DI Dillon continued: ‘People who own or care for dogs should always make sure they are on a lead in public and should consider whether they need to be muzzled. It’s also a good idea to get your dog micro-chipped so that it can always be traced if it is lost, or escapes.

‘If you keep your dog in the garden, you must make sure that the fencing is properly maintained so they can’t escape. 

‘If you witnessed the incident or have any information, please contact Merseyside Police via Twitter @MerPolCC or Facebook Merseyside Police Contact Centre. 

‘You can also call 101 quoting incident reference 22000593253, or Crimestoppers, anonymously, on 0800 555 111. Always call 999 if a crime is in progress.’

Dangerous dog legislation in the UK

What is the Dangerous Dogs Act 1991?

The Dangerous Dogs Act 1991 bans or restricts certain types of dogs and makes it an offence to allow a dog of any breed to be dangerously out of control.

It was introduced 30 years ago by Home Secretary Kenneth Baker ‘to rid the country of the menace of these fighting dogs’ after a string of attacks.

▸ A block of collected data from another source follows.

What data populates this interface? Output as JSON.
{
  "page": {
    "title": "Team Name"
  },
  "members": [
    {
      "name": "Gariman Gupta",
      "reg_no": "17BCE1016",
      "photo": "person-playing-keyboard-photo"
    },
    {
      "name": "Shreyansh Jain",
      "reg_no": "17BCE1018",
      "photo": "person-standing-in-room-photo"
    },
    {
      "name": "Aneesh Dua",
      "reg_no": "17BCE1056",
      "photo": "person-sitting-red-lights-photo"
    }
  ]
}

Which dogs are banned in the UK?

It is illegal to own four breeds of dogs without an exemption from a court. They are:

  • American pitbull terriers;
  • Japanese tosas
  • Dogo Argentinos;
  • Fila Brazileiro  

The law also criminalises cross-breeds of the above four types of dog – meaning that whether a dog is prohibited will depend on a judgement about its physical characteristics, and whether they match the description of a prohibited ‘type’.

What happens if there’s a dog attack?

You can get an unlimited fine or be sent to prison for up to six months if your dog is dangerously out of control. 

You may not be allowed to own a dog in the future and your dog may be destroyed.

If you let your dog injure someone you can be sent to prison for up to five years or fined. If you deliberately use your dog to injure someone you could be charged with ‘malicious wounding’.

And if you allow your dog to kill someone you can be sent to prison for up to 14 years or get an unlimited fine. 

Why has the Act been criticised? 

Both the Royal Society for the Prevention of Cruelty to Animals and the British Veterinary Association have protested against the ban, insisting there is no scientific evidence that all individuals of a breed are dangerous.

However, Met Police data suggests that in incidents involving ‘dangerously out of control dogs’, banned breeds account for about a fifth of offences.